Victory parades, pandemics and vaccines
The ceremonies have been postponed from 9 May to today due to the coronavirus epidemic. But in many cities there are no demonstrations, or they are held early in the morning without a public. The virus spreads to Chechnya and the Caucasus, Siberia and Asian Russia: data collection is difficult. Vaccine tests on 20 volunteers have started at Sechenov University in the capital.
Moscow (AsiaNews) - Today, June 24, the great Victory parade is finally being held in Russia, in memory of the 75 years since the end of the "Great Patriotic War", postponed from the "canonical" date of May 9 due to the Covid-19 pandemic. The June date also marks the "first parade", when the victors of Berlin paraded on the Red Square in Moscow on their return home.
In the meantime, however, the coronavirus epidemic is far from over, even if there is a slight drop in the overall numbers (about 7500 cases in the last 24 hours, with just over 100 deaths). The virus is spreading from Moscow and large cities, where the curve appears to be clearly decreasing, to various regions and peripheries of the country, often faced with serious failings in local health services and protective equipment, and where in some cases the population refuses to abide by strict self-isolation rules.
In many regions it is also difficult to collect data on the infected, the deceased and the cured, especially in Caucasian areas of Russia such as Chechnya, Ingushetia, Kabardino-Balkaria, North Ossetia and the Krasnoyarsk region, but also in various parts of Siberia and Asian Russia in general.
In Kyzyl, capital of the republic of Tuva in central-southern Siberia, with 112 thousand inhabitants, by public order of the mayor, all public transport has been stopped indefinitely since yesterday, against an increasing number of positive cases at the rate of 140- 150 per day, and the difficulty of city hospitals in coping with the epidemic. The inhabitants of the city have not yet adapted to the quarantine measures, also considering the exceptional heat of these days in Siberia.
In Moscow, trials for the production of an anti-Covid vaccine are proceeding at a fast pace. The top 20 volunteers enrolled for tests at Sechenov University complain of violent headaches and severe increases in body temperature. The institute issued a reassuring statement, stating that these are expected and temporary reactions, which disappear within 24 hours. Elena Smolarchuk, director of the university's clinical center, said that "the reaction to vaccine tests falls within the standards, but only at the end of the immunological analyzes will we understand the effectiveness". The volunteers are guests of the facility in comfortable rooms with one or two beds, under the specialists’ observation, where they will stay for at least a month; the Russians are confident that they will get the vaccine by September.

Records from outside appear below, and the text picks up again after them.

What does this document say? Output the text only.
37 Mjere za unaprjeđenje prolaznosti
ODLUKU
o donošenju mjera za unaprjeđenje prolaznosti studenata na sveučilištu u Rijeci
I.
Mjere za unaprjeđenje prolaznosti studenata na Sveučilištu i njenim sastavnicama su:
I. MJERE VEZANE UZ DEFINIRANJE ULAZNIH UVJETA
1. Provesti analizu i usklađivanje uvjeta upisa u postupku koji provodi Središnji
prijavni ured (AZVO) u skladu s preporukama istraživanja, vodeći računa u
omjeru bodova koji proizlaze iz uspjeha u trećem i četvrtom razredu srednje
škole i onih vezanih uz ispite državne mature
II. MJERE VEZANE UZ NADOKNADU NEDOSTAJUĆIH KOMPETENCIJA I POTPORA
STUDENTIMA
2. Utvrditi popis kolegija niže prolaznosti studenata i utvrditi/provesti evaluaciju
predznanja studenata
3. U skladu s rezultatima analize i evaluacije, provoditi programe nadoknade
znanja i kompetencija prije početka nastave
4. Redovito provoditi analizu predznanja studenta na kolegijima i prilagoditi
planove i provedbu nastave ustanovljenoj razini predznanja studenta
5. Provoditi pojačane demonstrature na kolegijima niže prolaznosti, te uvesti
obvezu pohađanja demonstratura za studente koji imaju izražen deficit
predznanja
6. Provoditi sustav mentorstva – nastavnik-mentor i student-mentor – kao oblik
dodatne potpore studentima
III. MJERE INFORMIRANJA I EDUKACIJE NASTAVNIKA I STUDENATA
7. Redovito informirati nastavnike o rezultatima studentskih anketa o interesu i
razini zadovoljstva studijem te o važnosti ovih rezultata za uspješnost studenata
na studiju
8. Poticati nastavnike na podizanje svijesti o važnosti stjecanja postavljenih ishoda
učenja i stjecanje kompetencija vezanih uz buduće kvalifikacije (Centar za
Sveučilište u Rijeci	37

As a result of the pandemic, the parades on June 24 are taking place in a rather surreal atmosphere. In some cities they have been canceled, in others they are held early in the morning, without any public. Moscow, on the other hand, expresses all the desire to exalt the great Victory, as augured by President Vladimir Putin and the Patriarch of Moscow Kirill (Gundjaev) in the joint visit or "inauguration" of the Cathedral of Victory at the "Patriot" park in Moscow, solemnly consecrated on June 14, and the subsequent visit to the attached museum or memorial complex entitled "The road of memory".
Putin defined the memory of the Great Patriotic War as "absolutely sacred". The patriarch congratulated the soldiers present for "the memorable date of June 22", the day of the Nazi invasion with the gigantic "Operation Barbarossa" of 1941, "a tragic and solemn day for all of us". These words, however, aroused serious doubts in public opinion, the wish being rather sinister, citing the day of the invasion, when Stalin himself hid in fear, before reacting a few days later. However, June 22 was included in the Russian civil calendar as the "Day of remembrance and affliction", underlining a very Russian characteristic in associating the great victories with the great sufferings.
The statistics that have emerged from recent surveys confirm that almost 90% of Russians define themselves as "patriotic", but these generic statements hide growing criticism of the shortcomings of the health system, education and various social services, that the state is increasingly struggling to guarantee. The patriotic hangover will end on 1 July with the (partially virtual) referendum on changes to the Constitution, where a predicted favorable outcome is expected, but also a low turnout.